Which is to say, there’s a certain “I told you so” satisfaction as a Reason staffer to railing against powerful government for years, only to be the victim of authoritarian predations worse than anything we had any cause to expect. We’d warned that officials are thin-skinned, convinced of their own superiority over mere mortals, and prone to use every tool at their disposal as bludgeons against personal and state enemies. Damned if we weren’t right. Never again will our opponents be able to credibly accuse of us of overstating the case when we warn that the American state apparatus is out of hand. Because our readers were targeted by a bunch of political goons and we were threatened with legal consequences if we publicly objected!

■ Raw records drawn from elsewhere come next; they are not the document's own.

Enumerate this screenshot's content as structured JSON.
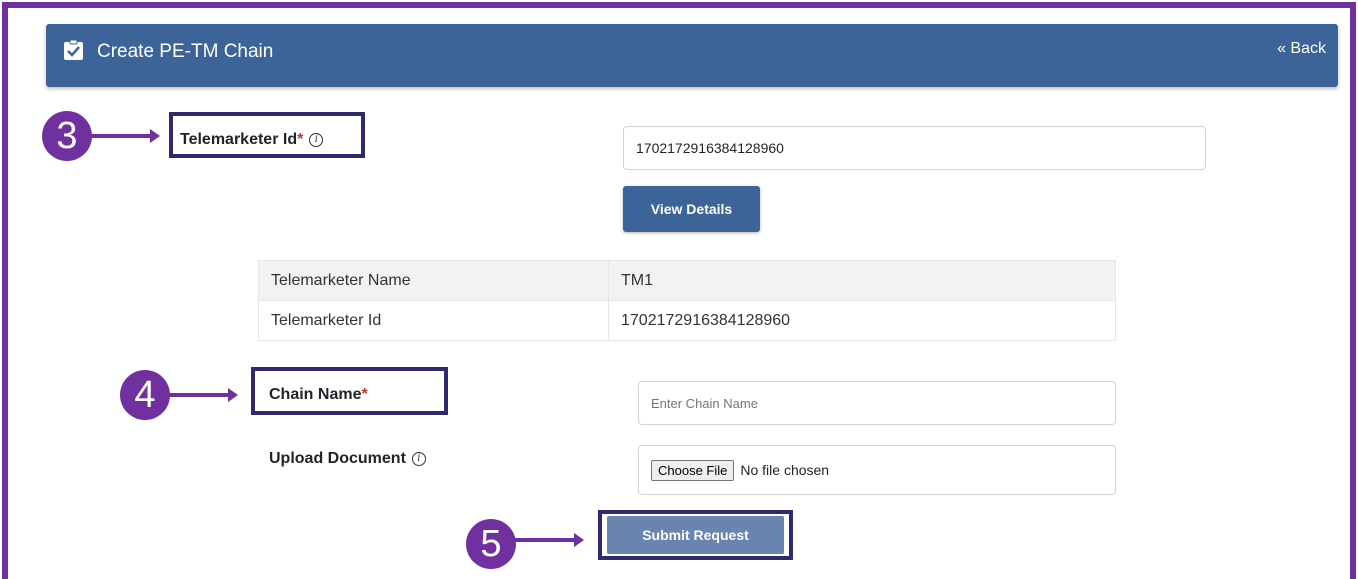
{
  "header": {
    "title": "Create PE-TM Chain",
    "back_label": "« Back",
    "icon": "clipboard-check-icon"
  },
  "telemarketer_id": {
    "label": "Telemarketer Id",
    "required_mark": "*",
    "value": "1702172916384128960",
    "view_details_label": "View Details"
  },
  "details_table": {
    "rows": [
      {
        "key": "Telemarketer Name",
        "value": "TM1"
      },
      {
        "key": "Telemarketer Id",
        "value": "1702172916384128960"
      }
    ]
  },
  "chain_name": {
    "label": "Chain Name",
    "required_mark": "*",
    "placeholder": "Enter Chain Name"
  },
  "upload_document": {
    "label": "Upload Document",
    "choose_file_label": "Choose File",
    "file_status": "No file chosen"
  },
  "submit": {
    "label": "Submit Request"
  },
  "annotations": {
    "step_3": "3",
    "step_4": "4",
    "step_5": "5"
  },
  "colors": {
    "annotation_purple": "#7030a0",
    "highlight_navy": "#2e2a6e",
    "header_blue": "#3c6498",
    "submit_blue": "#6984ae",
    "required_red": "#c0392b"
  }
}
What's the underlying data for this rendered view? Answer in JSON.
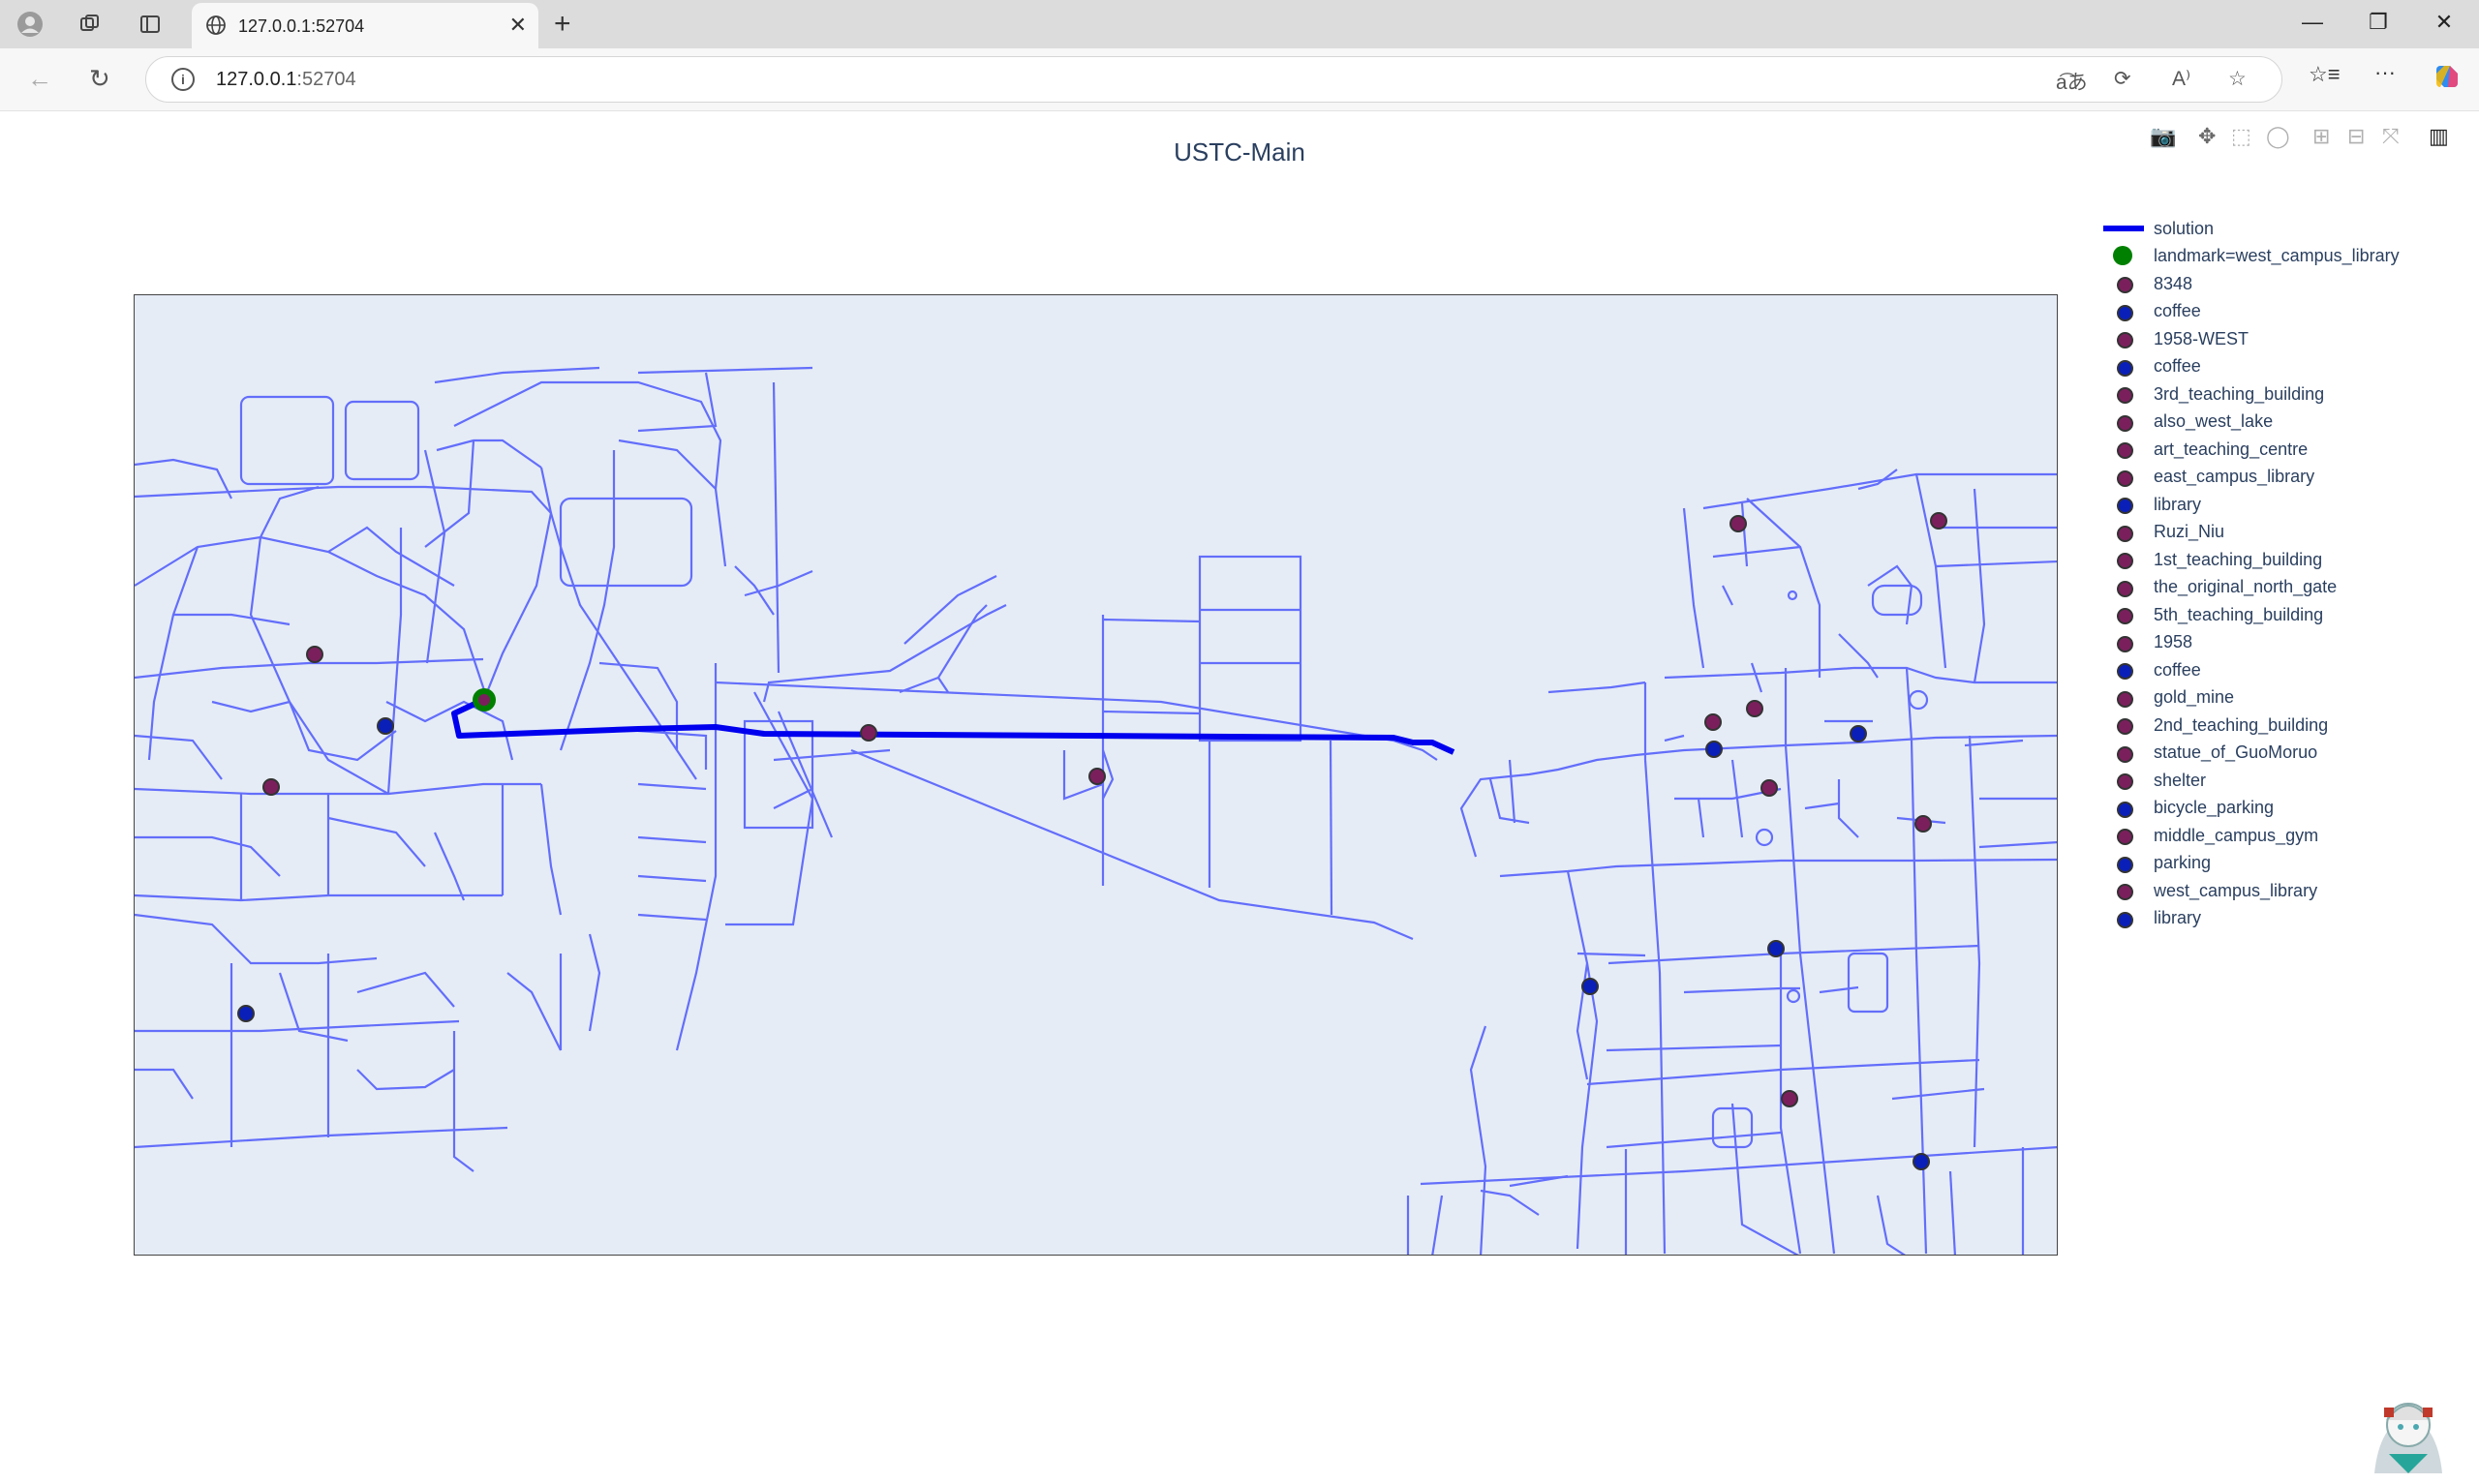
{
  "browser": {
    "tab_title": "127.0.0.1:52704",
    "url_host": "127.0.0.1",
    "url_port": ":52704"
  },
  "plot": {
    "title": "USTC-Main",
    "route_color": "#0000ee",
    "road_color": "#636efa",
    "bg_color": "#e5ecf6"
  },
  "legend": [
    {
      "label": "solution",
      "kind": "line",
      "color": "#0000ee"
    },
    {
      "label": "landmark=west_campus_library",
      "kind": "dot",
      "color": "#008000"
    },
    {
      "label": "8348",
      "kind": "dot",
      "color": "#7b1f5c"
    },
    {
      "label": "coffee",
      "kind": "dot",
      "color": "#0a1fb8"
    },
    {
      "label": "1958-WEST",
      "kind": "dot",
      "color": "#7b1f5c"
    },
    {
      "label": "coffee",
      "kind": "dot",
      "color": "#0a1fb8"
    },
    {
      "label": "3rd_teaching_building",
      "kind": "dot",
      "color": "#7b1f5c"
    },
    {
      "label": "also_west_lake",
      "kind": "dot",
      "color": "#7b1f5c"
    },
    {
      "label": "art_teaching_centre",
      "kind": "dot",
      "color": "#7b1f5c"
    },
    {
      "label": "east_campus_library",
      "kind": "dot",
      "color": "#7b1f5c"
    },
    {
      "label": "library",
      "kind": "dot",
      "color": "#0a1fb8"
    },
    {
      "label": "Ruzi_Niu",
      "kind": "dot",
      "color": "#7b1f5c"
    },
    {
      "label": "1st_teaching_building",
      "kind": "dot",
      "color": "#7b1f5c"
    },
    {
      "label": "the_original_north_gate",
      "kind": "dot",
      "color": "#7b1f5c"
    },
    {
      "label": "5th_teaching_building",
      "kind": "dot",
      "color": "#7b1f5c"
    },
    {
      "label": "1958",
      "kind": "dot",
      "color": "#7b1f5c"
    },
    {
      "label": "coffee",
      "kind": "dot",
      "color": "#0a1fb8"
    },
    {
      "label": "gold_mine",
      "kind": "dot",
      "color": "#7b1f5c"
    },
    {
      "label": "2nd_teaching_building",
      "kind": "dot",
      "color": "#7b1f5c"
    },
    {
      "label": "statue_of_GuoMoruo",
      "kind": "dot",
      "color": "#7b1f5c"
    },
    {
      "label": "shelter",
      "kind": "dot",
      "color": "#7b1f5c"
    },
    {
      "label": "bicycle_parking",
      "kind": "dot",
      "color": "#0a1fb8"
    },
    {
      "label": "middle_campus_gym",
      "kind": "dot",
      "color": "#7b1f5c"
    },
    {
      "label": "parking",
      "kind": "dot",
      "color": "#0a1fb8"
    },
    {
      "label": "west_campus_library",
      "kind": "dot",
      "color": "#7b1f5c"
    },
    {
      "label": "library",
      "kind": "dot",
      "color": "#0a1fb8"
    }
  ]
}
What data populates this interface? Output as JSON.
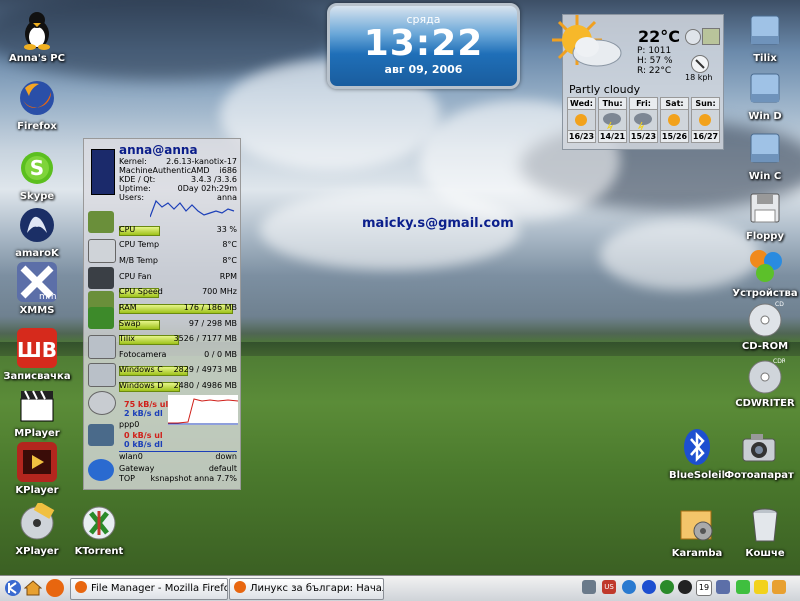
{
  "desktop": {
    "left_icons": [
      {
        "label": "Anna's PC",
        "icon": "tux-icon"
      },
      {
        "label": "Firefox",
        "icon": "firefox-icon"
      },
      {
        "label": "Skype",
        "icon": "skype-icon"
      },
      {
        "label": "amaroK",
        "icon": "amarok-icon"
      },
      {
        "label": "XMMS",
        "icon": "xmms-icon"
      },
      {
        "label": "Записвачка",
        "icon": "k3b-icon"
      },
      {
        "label": "MPlayer",
        "icon": "clapperboard-icon"
      },
      {
        "label": "KPlayer",
        "icon": "kplayer-icon"
      },
      {
        "label": "XPlayer",
        "icon": "disc-player-icon"
      },
      {
        "label": "KTorrent",
        "icon": "ktorrent-icon"
      }
    ],
    "right_icons": [
      {
        "label": "Tilix",
        "icon": "hard-drive-icon"
      },
      {
        "label": "Win D",
        "icon": "hard-drive-icon"
      },
      {
        "label": "Win C",
        "icon": "hard-drive-icon"
      },
      {
        "label": "Floppy",
        "icon": "floppy-icon"
      },
      {
        "label": "Устройства",
        "icon": "devices-icon"
      },
      {
        "label": "CD-ROM",
        "icon": "cdrom-icon"
      },
      {
        "label": "CDWRITER",
        "icon": "cdwriter-icon"
      },
      {
        "label": "BlueSoleil",
        "icon": "bluetooth-icon"
      },
      {
        "label": "Фотоапарат",
        "icon": "camera-icon"
      },
      {
        "label": "Karamba",
        "icon": "karamba-icon"
      },
      {
        "label": "Кошче",
        "icon": "trash-icon"
      }
    ],
    "email": "maicky.s@gmail.com"
  },
  "clock": {
    "day": "сряда",
    "time": "13:22",
    "date": "авг 09, 2006"
  },
  "weather": {
    "temp": "22°C",
    "pressure": "P: 1011",
    "humidity": "H: 57 %",
    "realfeel": "R: 22°C",
    "wind": "18 kph",
    "condition": "Partly cloudy",
    "days": [
      {
        "name": "Wed:",
        "range": "16/23"
      },
      {
        "name": "Thu:",
        "range": "14/21"
      },
      {
        "name": "Fri:",
        "range": "15/23"
      },
      {
        "name": "Sat:",
        "range": "15/26"
      },
      {
        "name": "Sun:",
        "range": "16/27"
      }
    ]
  },
  "sysmon": {
    "user": "anna@anna",
    "kernel_label": "Kernel:",
    "kernel": "2.6.13-kanotix-17",
    "machine_label": "Machine",
    "machine": "AuthenticAMD",
    "arch": "i686",
    "kde_label": "KDE / Qt:",
    "kde": "3.4.3 /3.3.6",
    "uptime_label": "Uptime:",
    "uptime": "0Day  02h:29m",
    "users_label": "Users:",
    "users": "anna",
    "rows": [
      {
        "name": "CPU",
        "value": "33 %",
        "fill": 0.33
      },
      {
        "name": "CPU Temp",
        "value": "8°C",
        "fill": 0
      },
      {
        "name": "M/B Temp",
        "value": "8°C",
        "fill": 0
      },
      {
        "name": "CPU Fan",
        "value": "RPM",
        "fill": 0
      },
      {
        "name": "CPU Speed",
        "value": "700 MHz",
        "fill": 0.32
      },
      {
        "name": "RAM",
        "value": "176 / 186 MB",
        "fill": 0.95
      },
      {
        "name": "Swap",
        "value": "97 / 298 MB",
        "fill": 0.33
      },
      {
        "name": "Tilix",
        "value": "3526 / 7177 MB",
        "fill": 0.49
      },
      {
        "name": "Fotocamera",
        "value": "0 / 0 MB",
        "fill": 0
      },
      {
        "name": "Windows C",
        "value": "2829 / 4973 MB",
        "fill": 0.57
      },
      {
        "name": "Windows D",
        "value": "2480 / 4986 MB",
        "fill": 0.5
      }
    ],
    "ppp_ul": "75 kB/s ul",
    "ppp_dl": "2 kB/s dl",
    "ppp_name": "ppp0",
    "wlan_ul": "0 kB/s ul",
    "wlan_dl": "0 kB/s dl",
    "wlan_name": "wlan0",
    "wlan_state": "down",
    "gateway_label": "Gateway",
    "gateway": "default",
    "top_label": "TOP",
    "top": "ksnapshot anna 7.7%"
  },
  "taskbar": {
    "tasks": [
      {
        "label": "File Manager - Mozilla Firefox"
      },
      {
        "label": "Линукс за българи: Начало - Mozilla Firefox"
      }
    ],
    "lang": "US",
    "tray_number": "19"
  }
}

But we could do without the vindication.
Frankly, after laboring under an official ban on speaking out against a despicable government assault, it’s easy to embrace the Reason commenters’ antipathy toward the powers that be, if not their prescribed solutions. In fact, it’s tempting to wish for this case to culminate in Preet Bharara, Frank Maas, Niketh Velamoor, and Katherine Forrest savagely clawing at one another in a desperate struggle for the final seat on the last flight out. Because, while America should always have room for people who respect liberty and value vigorous debate, they don’t share that respect. This country is entirely too good for the likes of them.
But it’s enough if the damage they’ve done leads to the offices they hold being stripped of the power to do such harm again.
Oh, and if you haven’t heard about this little incident from your favorite news outlets, perhaps you should contact them and ask why.